Look at your paycheck.

Chances are good you won’t see much more there than you did in the summer of 2008 — just before the financial crisis hit. Average private-sector earnings are $24.53 an hour now, unchanged from 2008, after adjusting for inflation.

So most likely, you haven’t felt yourself moving up for years.

Now, that may be changing.

On Friday, the Labor Department said that its latest wage-and-salary index reading showed a 2.3 percent rise over the 12 months ended in September. And the Commerce Department’s monthly measure of personal income also ticked up slightly.

“Even a minimal increase in wage growth is a sign of welcome improvement in the labor market,” Lindsey Piegza, chief economist for Sterne Agee, wrote in her analysis.

Many economists say bigger raises may be coming soon. “We expect this trend of rising wages will continue and provide the fuel for an economic expansion that could last several more years,” Bernard Baumohl, chief economist for The Economic Outlooks Group, wrote in his assessment.

But even if a major raise isn’t on your horizon, five factors will be helping stretch your current paycheck:

Cheap gasoline. In the summer of 2008, gas was $4 a gallon. On Friday, AAA said the national average, as of Saturday, will be below $3 for the first time in four years. The auto club says that downshift will save consumers $250 million a day, compared with earlier this summer when gas was $3.68.

A strong dollar. The U.S. dollar had more global purchasing power back in the early 2000s. Then its value fell compared with other currencies, reaching a bottom in 2011. Today, the dollar is strong again, allowing U.S. consumers to purchase imported goods and foods at lower prices. That change will help keep inflation low for Americans.

Low interest rates. Millions of homeowners have been able to get extraordinarily cheap mortgages. Just before the financial crisis, 30-year fixed mortgages were being offered at 6.5 percent. Today, rates are below 4 percent, allowing homeowners to lower their monthly payments.

Fierce retail competition. For shoppers, this should be a great holiday season because of cutthroat pricing. Wal-Mart told the Wall Street Journal it is testing a plan to match online prices. Best Buy and Target already are doing that, and Target is even offering free shipping on everything through Dec. 20. Analysts expect brutal price competition all around.

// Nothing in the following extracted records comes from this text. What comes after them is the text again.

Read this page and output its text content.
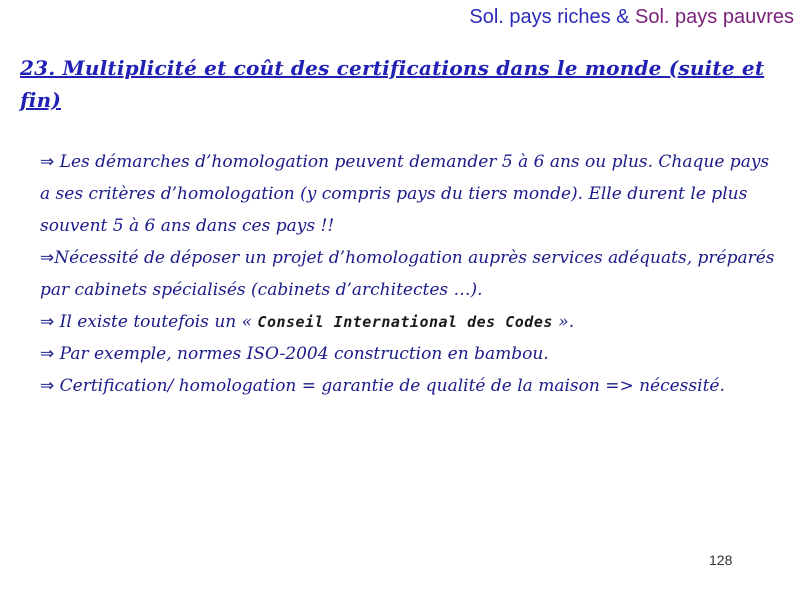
Sol. pays riches & Sol. pays pauvres
23. Multiplicité et coût des certifications dans le monde (suite et fin)

⇒ Les démarches d’homologation peuvent demander 5 à 6 ans ou plus. Chaque pays a ses critères d’homologation (y compris pays du tiers monde). Elle durent le plus souvent 5 à 6 ans dans ces pays !!

⇒Nécessité de déposer un projet d’homologation auprès services adéquats, préparés par cabinets spécialisés (cabinets d’architectes …).

⇒ Il existe toutefois un « Conseil International des Codes ».

⇒ Par exemple, normes ISO-2004 construction en bambou.

⇒ Certification/ homologation = garantie de qualité de la maison => nécessité.

128
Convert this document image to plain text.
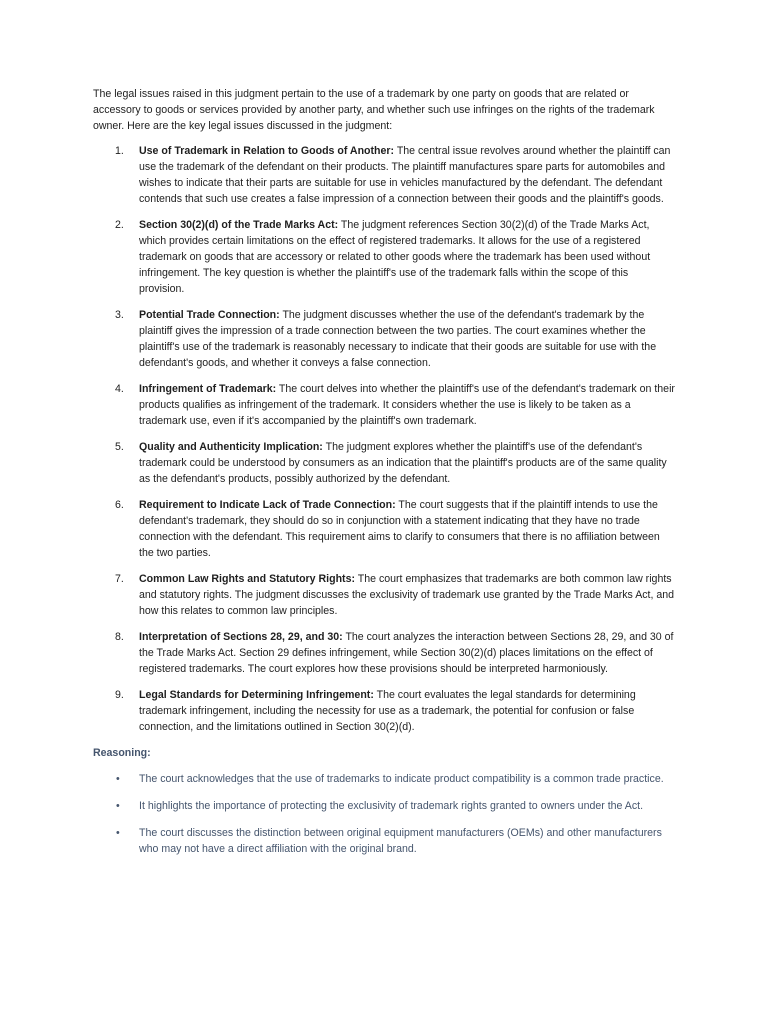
The legal issues raised in this judgment pertain to the use of a trademark by one party on goods that are related or accessory to goods or services provided by another party, and whether such use infringes on the rights of the trademark owner. Here are the key legal issues discussed in the judgment:

1. Use of Trademark in Relation to Goods of Another: The central issue revolves around whether the plaintiff can use the trademark of the defendant on their products. The plaintiff manufactures spare parts for automobiles and wishes to indicate that their parts are suitable for use in vehicles manufactured by the defendant. The defendant contends that such use creates a false impression of a connection between their goods and the plaintiff's goods.
2. Section 30(2)(d) of the Trade Marks Act: The judgment references Section 30(2)(d) of the Trade Marks Act, which provides certain limitations on the effect of registered trademarks. It allows for the use of a registered trademark on goods that are accessory or related to other goods where the trademark has been used without infringement. The key question is whether the plaintiff's use of the trademark falls within the scope of this provision.
3. Potential Trade Connection: The judgment discusses whether the use of the defendant's trademark by the plaintiff gives the impression of a trade connection between the two parties. The court examines whether the plaintiff's use of the trademark is reasonably necessary to indicate that their goods are suitable for use with the defendant's goods, and whether it conveys a false connection.
4. Infringement of Trademark: The court delves into whether the plaintiff's use of the defendant's trademark on their products qualifies as infringement of the trademark. It considers whether the use is likely to be taken as a trademark use, even if it's accompanied by the plaintiff's own trademark.
5. Quality and Authenticity Implication: The judgment explores whether the plaintiff's use of the defendant's trademark could be understood by consumers as an indication that the plaintiff's products are of the same quality as the defendant's products, possibly authorized by the defendant.
6. Requirement to Indicate Lack of Trade Connection: The court suggests that if the plaintiff intends to use the defendant's trademark, they should do so in conjunction with a statement indicating that they have no trade connection with the defendant. This requirement aims to clarify to consumers that there is no affiliation between the two parties.
7. Common Law Rights and Statutory Rights: The court emphasizes that trademarks are both common law rights and statutory rights. The judgment discusses the exclusivity of trademark use granted by the Trade Marks Act, and how this relates to common law principles.
8. Interpretation of Sections 28, 29, and 30: The court analyzes the interaction between Sections 28, 29, and 30 of the Trade Marks Act. Section 29 defines infringement, while Section 30(2)(d) places limitations on the effect of registered trademarks. The court explores how these provisions should be interpreted harmoniously.
9. Legal Standards for Determining Infringement: The court evaluates the legal standards for determining trademark infringement, including the necessity for use as a trademark, the potential for confusion or false connection, and the limitations outlined in Section 30(2)(d).
Reasoning:
• The court acknowledges that the use of trademarks to indicate product compatibility is a common trade practice.
• It highlights the importance of protecting the exclusivity of trademark rights granted to owners under the Act.
• The court discusses the distinction between original equipment manufacturers (OEMs) and other manufacturers who may not have a direct affiliation with the original brand.
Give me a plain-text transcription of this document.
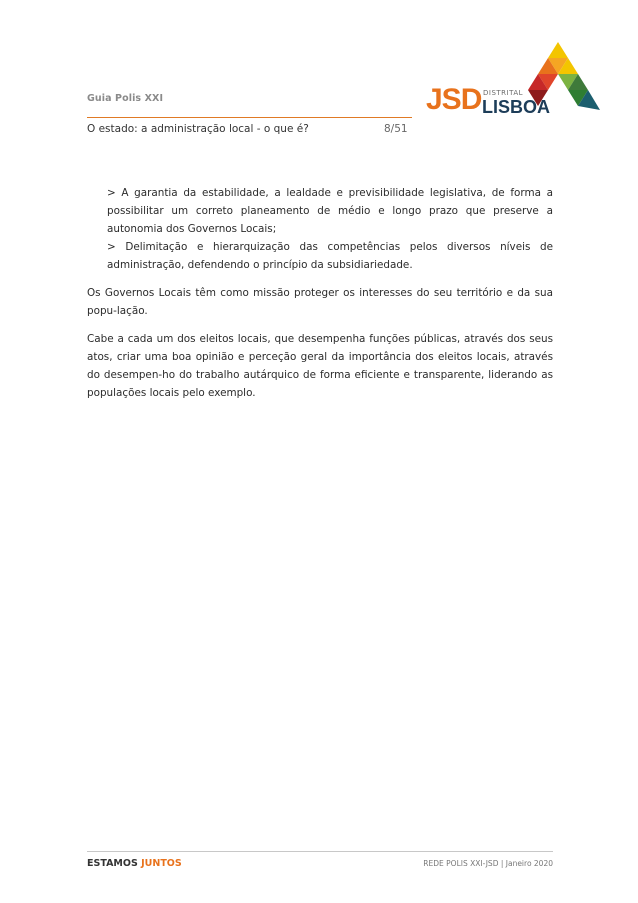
Guia Polis XXI
O estado: a administração local - o que é?	8/51
JSD DISTRITAL
LISBOA
> A garantia da estabilidade, a lealdade e previsibilidade legislativa, de forma a possibilitar um correto planeamento de médio e longo prazo que preserve a autonomia dos Governos Locais;
> Delimitação e hierarquização das competências pelos diversos níveis de administração, defendendo o princípio da subsidiariedade.

Os Governos Locais têm como missão proteger os interesses do seu território e da sua popu-lação.

Cabe a cada um dos eleitos locais, que desempenha funções públicas, através dos seus atos, criar uma boa opinião e perceção geral da importância dos eleitos locais, através do desempen-ho do trabalho autárquico de forma eficiente e transparente, liderando as populações locais pelo exemplo.

ESTAMOS JUNTOS	REDE POLIS XXI-JSD | Janeiro 2020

Cheaper food (eventually). Corn harvests were enormous this year, sending prices much lower. In 2008, a bushel cost around $8; now it’s about half that. It takes a long while for low commodity prices to work their way through the food chain, but the huge corn harvest should help cut animal feed prices, which eventually could tone down the high beef prices that have hurt shoppers.

Of those five factors, perhaps none lifts consumers’ spirits more than those tumbling gas prices.

“Consumers are experiencing ‘sticker delight’ as gas prices unexpectedly drop below $3 in much of the country,” AAA chief executive Bob Darbelnet said. “Lower gas prices are a boon to the economy — just in time for holiday travel and shopping.”

Jose Ferreira, a real estate developer filling his tank at a Boston gas station, did indeed express delight with the price decline. “People struggle to survive, you know. If you can save some money, it’s great for everybody,” he said.

And while cheap gas can brighten your near-term financial situation, the stock market’s surge can help with the long term. On Friday, the Dow Jones industrial average closed at 17,390, up 195, to hit a record high. On the same date six years ago during the financial crisis, it was at 9,325.

The Associated Press contributed to this report.